You would connect a KVM switch to both which will allow you to control both from a single keyboard, monitor and mouse.

Setting up file sharing is a different subject and easily done using the wizards or any one of a number of web based networking how tos.


----------



## DDCJJ (Apr 8, 2011)

Thanks Wand3r3r-I am aware of KVM switches and have opted for "Synergy" or "MaxiVista" software instead...provided I find a way for the computers to share. I have read that connecting a Windows 7 with a XP SP3 has difficulties. Installing LLTD on the XP apparently solves this issue. The problem is that LLTD needs a XP authenticity code before it will install. I have re-authenticated my XP product code and continue to have the error I have attached. I have tried every "Wizard" I can find without success.


----------



## Wand3r3r (Sep 17, 2010)

I never have installed LLTD in xp to make it see a win7 box. I think whatever you read is overcomplicating the issue.

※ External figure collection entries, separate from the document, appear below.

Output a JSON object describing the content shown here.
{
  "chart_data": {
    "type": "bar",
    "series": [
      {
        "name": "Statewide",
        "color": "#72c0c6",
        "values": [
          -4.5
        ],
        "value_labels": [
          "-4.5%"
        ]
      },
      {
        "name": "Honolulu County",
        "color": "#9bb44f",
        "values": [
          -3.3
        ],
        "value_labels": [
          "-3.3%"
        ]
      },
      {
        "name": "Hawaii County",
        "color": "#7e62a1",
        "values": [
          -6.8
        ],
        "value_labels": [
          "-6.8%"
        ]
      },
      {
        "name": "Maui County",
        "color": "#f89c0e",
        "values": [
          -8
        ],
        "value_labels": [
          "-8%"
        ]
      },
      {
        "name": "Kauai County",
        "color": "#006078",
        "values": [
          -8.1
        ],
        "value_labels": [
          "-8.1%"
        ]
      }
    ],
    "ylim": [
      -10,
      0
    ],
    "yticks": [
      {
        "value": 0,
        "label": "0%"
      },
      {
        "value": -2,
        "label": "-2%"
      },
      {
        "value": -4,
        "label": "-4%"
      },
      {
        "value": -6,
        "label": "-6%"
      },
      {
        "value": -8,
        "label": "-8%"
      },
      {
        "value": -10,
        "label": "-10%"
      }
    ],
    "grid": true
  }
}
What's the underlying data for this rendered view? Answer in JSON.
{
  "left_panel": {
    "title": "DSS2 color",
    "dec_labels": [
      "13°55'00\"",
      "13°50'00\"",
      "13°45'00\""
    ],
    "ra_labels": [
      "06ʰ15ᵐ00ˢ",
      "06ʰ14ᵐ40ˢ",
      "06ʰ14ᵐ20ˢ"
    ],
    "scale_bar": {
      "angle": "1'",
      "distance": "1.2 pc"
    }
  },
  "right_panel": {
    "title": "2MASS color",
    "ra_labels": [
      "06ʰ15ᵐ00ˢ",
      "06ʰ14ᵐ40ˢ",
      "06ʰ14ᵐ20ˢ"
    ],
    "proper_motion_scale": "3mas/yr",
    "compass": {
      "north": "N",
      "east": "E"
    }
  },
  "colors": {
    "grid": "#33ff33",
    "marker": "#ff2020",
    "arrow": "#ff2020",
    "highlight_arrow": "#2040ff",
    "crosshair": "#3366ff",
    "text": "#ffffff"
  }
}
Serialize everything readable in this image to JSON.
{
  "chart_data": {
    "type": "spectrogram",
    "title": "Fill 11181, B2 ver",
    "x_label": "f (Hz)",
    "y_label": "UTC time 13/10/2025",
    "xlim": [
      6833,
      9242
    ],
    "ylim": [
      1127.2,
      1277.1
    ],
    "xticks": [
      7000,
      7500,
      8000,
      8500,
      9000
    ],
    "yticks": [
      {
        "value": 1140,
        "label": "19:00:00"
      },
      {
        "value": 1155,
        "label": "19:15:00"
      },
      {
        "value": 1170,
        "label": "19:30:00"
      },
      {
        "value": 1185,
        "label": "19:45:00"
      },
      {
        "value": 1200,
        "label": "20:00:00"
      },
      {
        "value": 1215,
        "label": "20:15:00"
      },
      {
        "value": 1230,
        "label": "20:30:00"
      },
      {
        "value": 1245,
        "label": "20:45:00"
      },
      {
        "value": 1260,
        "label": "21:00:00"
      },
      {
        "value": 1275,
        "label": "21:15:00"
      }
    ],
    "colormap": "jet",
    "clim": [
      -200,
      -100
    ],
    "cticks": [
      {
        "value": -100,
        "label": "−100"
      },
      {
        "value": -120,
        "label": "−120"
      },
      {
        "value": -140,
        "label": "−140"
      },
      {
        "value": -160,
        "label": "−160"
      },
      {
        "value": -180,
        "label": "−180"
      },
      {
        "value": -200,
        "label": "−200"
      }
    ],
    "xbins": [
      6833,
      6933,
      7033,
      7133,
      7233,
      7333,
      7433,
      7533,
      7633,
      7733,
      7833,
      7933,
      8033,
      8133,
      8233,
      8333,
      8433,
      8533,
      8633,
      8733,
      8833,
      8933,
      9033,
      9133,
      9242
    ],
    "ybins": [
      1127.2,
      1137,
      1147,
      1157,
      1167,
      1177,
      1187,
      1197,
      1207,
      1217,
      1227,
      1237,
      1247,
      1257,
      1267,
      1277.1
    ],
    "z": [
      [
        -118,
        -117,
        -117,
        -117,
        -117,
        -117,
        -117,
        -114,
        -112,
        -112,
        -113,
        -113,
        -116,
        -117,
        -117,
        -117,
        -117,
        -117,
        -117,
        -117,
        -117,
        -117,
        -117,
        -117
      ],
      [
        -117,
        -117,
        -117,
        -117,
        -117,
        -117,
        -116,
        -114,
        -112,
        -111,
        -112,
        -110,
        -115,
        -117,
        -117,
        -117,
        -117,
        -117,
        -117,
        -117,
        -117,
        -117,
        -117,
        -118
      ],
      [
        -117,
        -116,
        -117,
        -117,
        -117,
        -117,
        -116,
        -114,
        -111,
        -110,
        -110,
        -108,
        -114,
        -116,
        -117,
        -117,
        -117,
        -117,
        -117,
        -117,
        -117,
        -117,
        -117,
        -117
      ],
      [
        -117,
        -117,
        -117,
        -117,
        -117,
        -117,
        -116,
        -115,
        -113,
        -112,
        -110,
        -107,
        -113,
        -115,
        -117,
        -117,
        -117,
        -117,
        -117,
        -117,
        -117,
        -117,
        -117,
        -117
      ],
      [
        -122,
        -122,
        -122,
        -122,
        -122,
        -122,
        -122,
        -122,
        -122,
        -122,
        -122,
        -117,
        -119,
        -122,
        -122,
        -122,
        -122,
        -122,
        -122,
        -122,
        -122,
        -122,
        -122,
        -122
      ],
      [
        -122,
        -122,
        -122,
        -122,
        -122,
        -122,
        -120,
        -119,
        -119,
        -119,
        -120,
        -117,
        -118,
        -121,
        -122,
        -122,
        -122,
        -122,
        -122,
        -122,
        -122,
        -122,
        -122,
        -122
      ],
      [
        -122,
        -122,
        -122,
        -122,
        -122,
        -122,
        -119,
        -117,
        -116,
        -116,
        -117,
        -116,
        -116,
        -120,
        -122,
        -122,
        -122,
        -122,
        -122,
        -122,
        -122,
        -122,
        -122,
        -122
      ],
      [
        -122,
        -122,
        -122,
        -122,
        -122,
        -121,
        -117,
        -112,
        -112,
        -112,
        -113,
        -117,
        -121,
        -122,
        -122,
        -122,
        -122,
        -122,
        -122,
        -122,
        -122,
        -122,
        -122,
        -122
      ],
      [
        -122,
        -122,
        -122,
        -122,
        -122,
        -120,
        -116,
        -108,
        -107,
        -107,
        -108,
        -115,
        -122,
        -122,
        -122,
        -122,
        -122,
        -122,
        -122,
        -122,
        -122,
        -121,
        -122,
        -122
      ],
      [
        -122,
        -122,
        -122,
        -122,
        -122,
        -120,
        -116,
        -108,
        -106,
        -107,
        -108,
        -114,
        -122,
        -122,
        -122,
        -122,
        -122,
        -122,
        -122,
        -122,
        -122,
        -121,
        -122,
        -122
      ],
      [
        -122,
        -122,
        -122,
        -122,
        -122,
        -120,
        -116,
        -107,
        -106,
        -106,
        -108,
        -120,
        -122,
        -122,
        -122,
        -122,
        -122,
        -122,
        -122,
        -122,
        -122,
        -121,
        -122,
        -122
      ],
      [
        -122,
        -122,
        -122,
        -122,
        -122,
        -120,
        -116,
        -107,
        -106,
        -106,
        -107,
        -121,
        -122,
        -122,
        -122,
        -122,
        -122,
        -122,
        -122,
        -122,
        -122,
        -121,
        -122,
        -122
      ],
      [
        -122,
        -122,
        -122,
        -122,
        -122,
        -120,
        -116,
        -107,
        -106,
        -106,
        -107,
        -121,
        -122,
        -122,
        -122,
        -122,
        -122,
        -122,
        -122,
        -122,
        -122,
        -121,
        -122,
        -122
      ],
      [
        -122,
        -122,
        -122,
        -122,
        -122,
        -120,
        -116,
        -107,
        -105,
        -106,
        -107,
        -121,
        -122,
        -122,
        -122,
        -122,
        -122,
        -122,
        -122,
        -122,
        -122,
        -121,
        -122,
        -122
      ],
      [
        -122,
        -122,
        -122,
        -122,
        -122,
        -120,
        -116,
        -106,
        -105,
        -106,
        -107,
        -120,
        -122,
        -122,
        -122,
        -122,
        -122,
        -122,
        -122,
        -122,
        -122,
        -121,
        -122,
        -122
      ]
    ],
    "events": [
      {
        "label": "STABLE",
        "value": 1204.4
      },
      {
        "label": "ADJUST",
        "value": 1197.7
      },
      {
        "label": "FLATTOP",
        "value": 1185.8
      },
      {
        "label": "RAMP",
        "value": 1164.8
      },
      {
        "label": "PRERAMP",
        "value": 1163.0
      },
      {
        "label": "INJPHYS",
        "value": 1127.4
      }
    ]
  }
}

There are not any big issues getting win7 and xp to play together

same workgroup
same subnet
file and printer sharing installed and enabled
same accounts on each with same passwords on each
share something on each with everyone full control no restrictions
make sure both systems firewalls allow file and printer sharing [this is the usual problem of firewalls blocking share access]


----------



## DDCJJ (Apr 8, 2011)

I am working on it. I followed your list and still the 7 is not able to see the xp...the xp sees the 7 but some of the files have no content. I think I can tweek the no content part. 'From what I have read' the problem has not been with xp sp1 and 2 but with sp3. Thank you for the checklist! As simple as it is, in all the searches I have not seen the process itemized as such. Don't give up on me! I also have the issue of not being able to validate my 'Authentic Windows XP'. Would I go to a different thread for that? THANKS


----------



## Wand3r3r (Sep 17, 2010)

service packs are not the issue.

5th line in my checklist - share with full control to 'everyone'. What you describe is limited access. Do note that you should NOT be sharing anything in your My Documents or desktop. Those are folders under your profile and the system prevents access to these which is why it recommended to not attempt sharing these folders.

you would start a new thread in the xp forum concerning license authenication.


----------